Tout d'abord, Gates a passé des mois à esquiver les critiques concernant son témoignage devant la commission de la Chambre des représentants au sujet de Jeffrey Epstein, son divorce houleux et son ancien passé en matière d'antitrust. Soudain, il publie un essai de 6 000 mots affirmant que l’IA va anéantir l’humanité, nous voler tous nos emplois et créer des armes biologiques. Ce n’est pas un hasard. En relations publiques, si vous voulez que les gens arrêtent de parler de vos scandales personnels, vous leur donnez à la place une crise existentielle de science-fiction, un sujet de débat complexe et ambitieux. En se présentant comme le courageux porteur de vérité qui risque tout pour avertir l'humanité, son image se métamorphose comme par magie, passant de celle d'un magnat de la technologie déchu à celle d'un sauveur héroïque du monde.
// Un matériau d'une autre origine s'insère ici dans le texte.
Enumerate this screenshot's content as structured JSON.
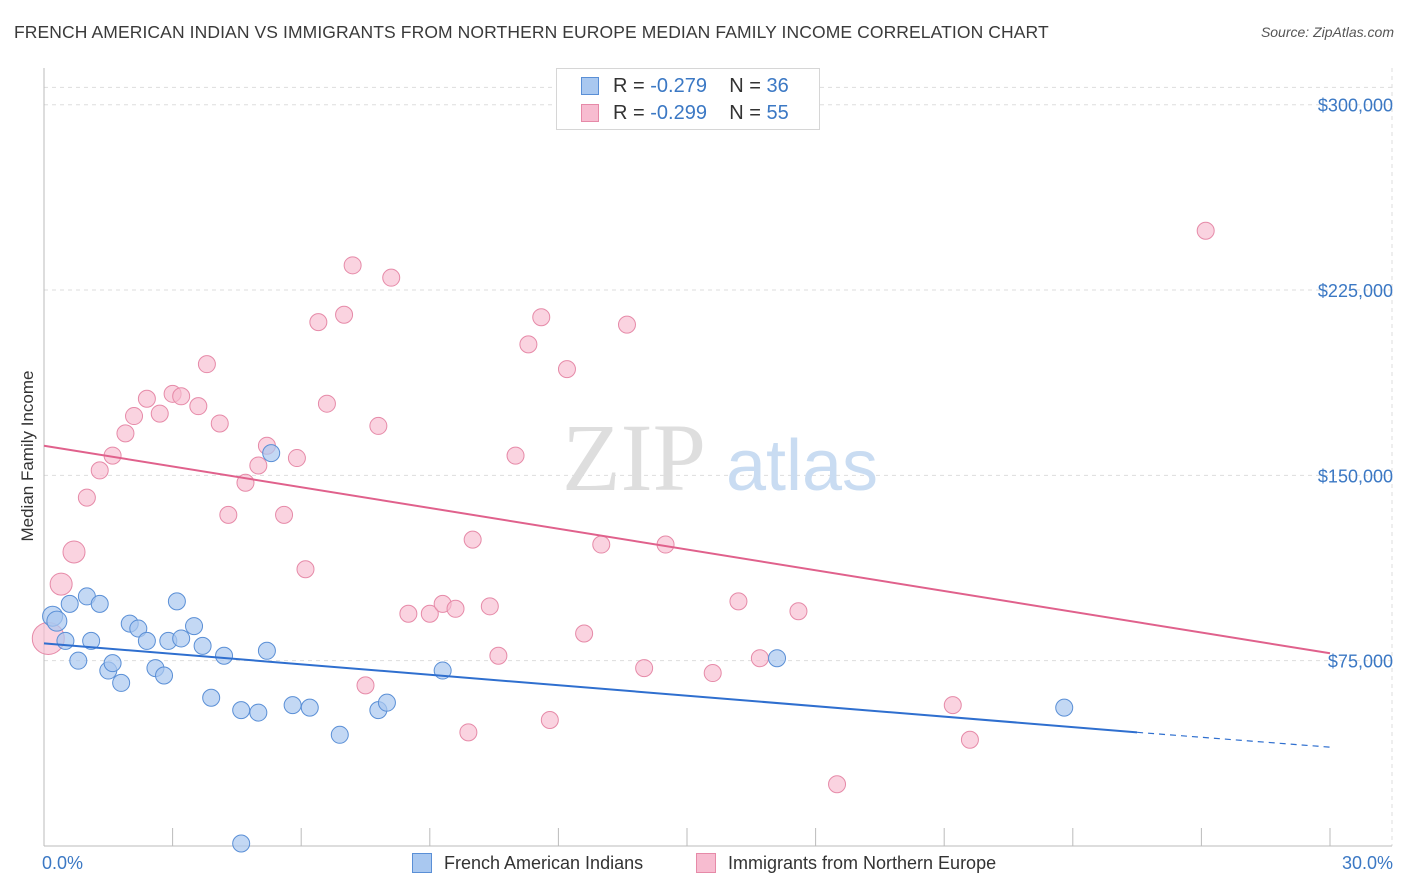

Deuxièmement, Gates critique vivement l'industrie technologique l'accusant de dissimuler en secret la dangerosité de l'IA afin de pouvoir lever '' le prochain billion de dollars''. Il se présente comme un noble, un outsider intègre, au-dessus de l'argent. Mais attendez une minute, qui a construit Microsoft ? Et qui finance actuellement toute la révolution de l'IA à hauteur de dizaines de milliards de dollars ?Microsoft! Il critique '' l'avidité de l'industrie'' en termes généraux, mais remarquez qu'il ne mentionne jamais directement l'entreprise qui constitue l'essentiel de son héritage et de sa fortune.
Il y a ensuite ses solutions concrètes, qui paraissent séduisantes sur le papier mais qui sont totalement erronées dans la réalité. Il propose une "taxe symbolique" sur la puissance de calcul de l'IA pour ralentir le remplacement des emplois humains. Mais voilà le hic : une microtaxe sur la puissance de calcul ne représente absolument rien pour les mégacorporations comme Microsoft, Google ou Meta. Mais pour une petite start-up ou un laboratoire universitaire open-source ? C'est une peine de mort. Sous couvert de préserver les emplois, des propositions comme celle-ci ne font en réalité que construire un immense rempart réglementaire autour des géants de la tech, empêchant ainsi toute concurrence potentielle de se développer.
Comprenez-moi bien, la suppression d'emplois due à l'IA et la sécurité technologique sont des problèmes majeurs qu'il nous faut résoudre rapidement. Mais quand un monopoleur à l'ancienne vous demande de lui faire confiance parce qu'il est un « messager imparfait », il faut s'interroger sur ses motivations. Il détourne l'attention de son passé personnel tout en défendant des politiques qui protègent précisément les acteurs établis du secteur qu'il prétend combattre.